Kruschev, temeroso de perder el control y de que su aliado, cada  vez menos confiable, pudiera obstaculizar el acuerdo, inmediatamente envió a La Habana a su hombre de más confianza, su viceprimer ministro Anastas Mikoyan. Castro, que todavía estaba furioso y había rechazado recibir al enviado, finalmente, accedió a recibirlo. El enviado encontró a Castro nervioso y conspirativo, convencido de que Moscú había perdido interés en defender la isla. Sin embargo, bajo claras instrucciones de Kruschev, Mikoyan le hizo su oferta: podía quedarse con las armas nucleares tácticas, con la condición de que no se lo dijeran a los estadounidenses.

Anastas Mikoyan
Mikoyan tenía dudas sobre dejarle las armas nucleares a Castro. Pensaba que con el orgullo cubano y frente al hecho de que los cubanos consideraban la posibilidad de una guerra nuclear de una manera muy diferente a los soviéticos, sería muy peligroso e incluso irresponsable dejar las armas en manos cubanas.

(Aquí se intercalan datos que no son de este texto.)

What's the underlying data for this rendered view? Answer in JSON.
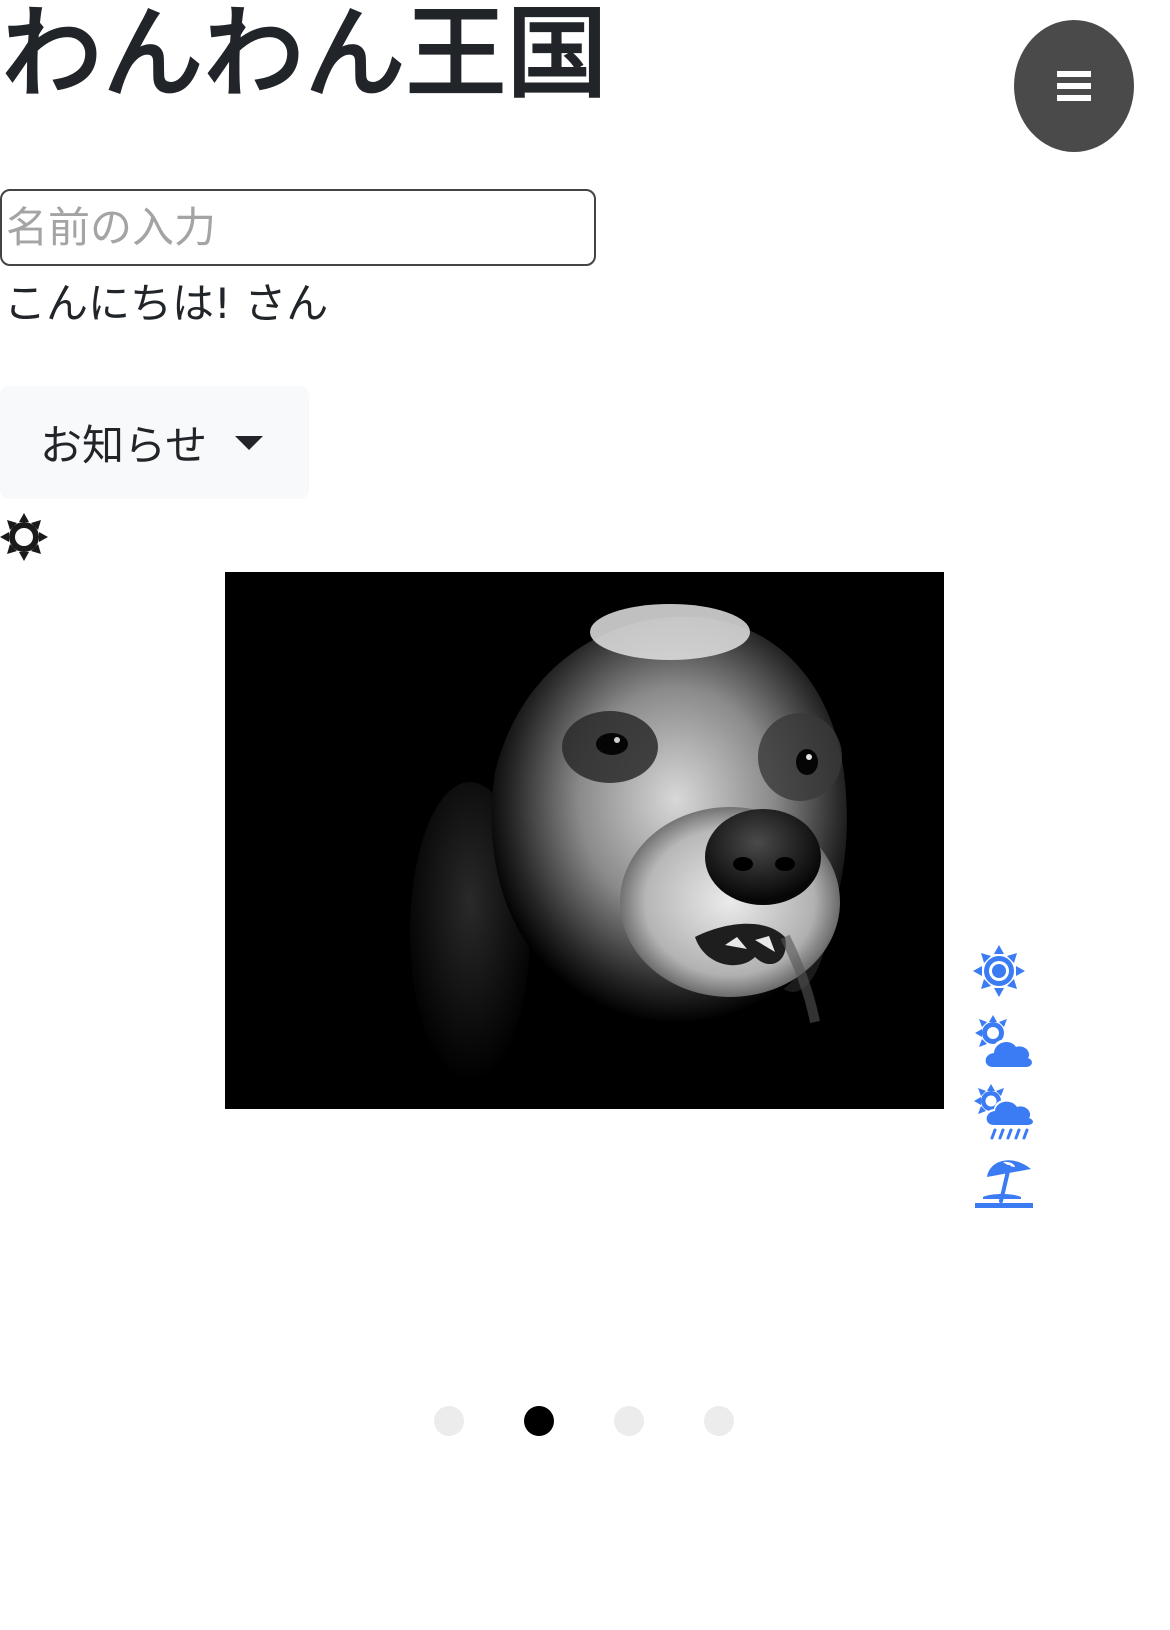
{
  "header": {
    "title": "わんわん王国"
  },
  "menu": {
    "icon": "hamburger-icon",
    "button_color": "#4a4a4a"
  },
  "name_form": {
    "placeholder": "名前の入力",
    "value": ""
  },
  "greeting": {
    "text": "こんにちは! さん"
  },
  "news_dropdown": {
    "label": "お知らせ",
    "icon": "caret-down-icon"
  },
  "theme_toggle": {
    "icon": "sun-icon"
  },
  "carousel": {
    "image_alt": "dog",
    "active_index": 1,
    "slide_count": 4
  },
  "weather_icons": [
    {
      "icon": "sun-icon"
    },
    {
      "icon": "sun-cloud-icon"
    },
    {
      "icon": "sun-rain-icon"
    },
    {
      "icon": "beach-umbrella-icon"
    }
  ],
  "colors": {
    "accent": "#3b7cf4",
    "text": "#212529",
    "dot_active": "#000000",
    "dot_inactive": "#ececec"
  }
}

Pero, ese fue el acuerdo.

“Aislado en La Habana, Mikoyan se enfrentaba a una decisión que podría tener consecuencias incalculables para el mundo. Y se dio cuenta que, una vez más, el tiempo se estaba agotando”, sigue relatando Savranskaya.

Luego de que Castro ordenara disparar contra una de las aeronaves estadounidenses, Mikoyan tomó una decisión sin consultar al gobierno central soviético: las armas nucleares tácticas iban a tener que ser removidas.

Pero, Castro estaba dispuesto a decirle al mundo sobre las armas secretas en la sede de las Naciones Unidas y con tal fin le dio instrucciones a su representante ante la ONU, para revelar el secreto. Mikoyan estaba cansado de esperar por instrucciones del Kremlin que nunca llegaron, por lo que en una reunión con Castro en la noche del 22 de Noviembre de 1962, tomo la decisión -sin consultar a su gobierno- de que las armas debían salir de Cuba cuanto antes, a pesar de la impertinencia del líder cubano de quedárselas como único medio de defensa en contra del Imperio. Así, dictada la sentencia, las armas nucleares fueron retiradas de Cuba y cargadas en buques soviéticos en diciembre de 1962, dándole punto final a una crisis en la que tanto Kruschev como Kennedy comprendieron lo cerca que estuvo el mundo de una catástrofe mundial y lo cerca que estuvo Castro de convertir la crisis en algo mucho, pero mucho peor.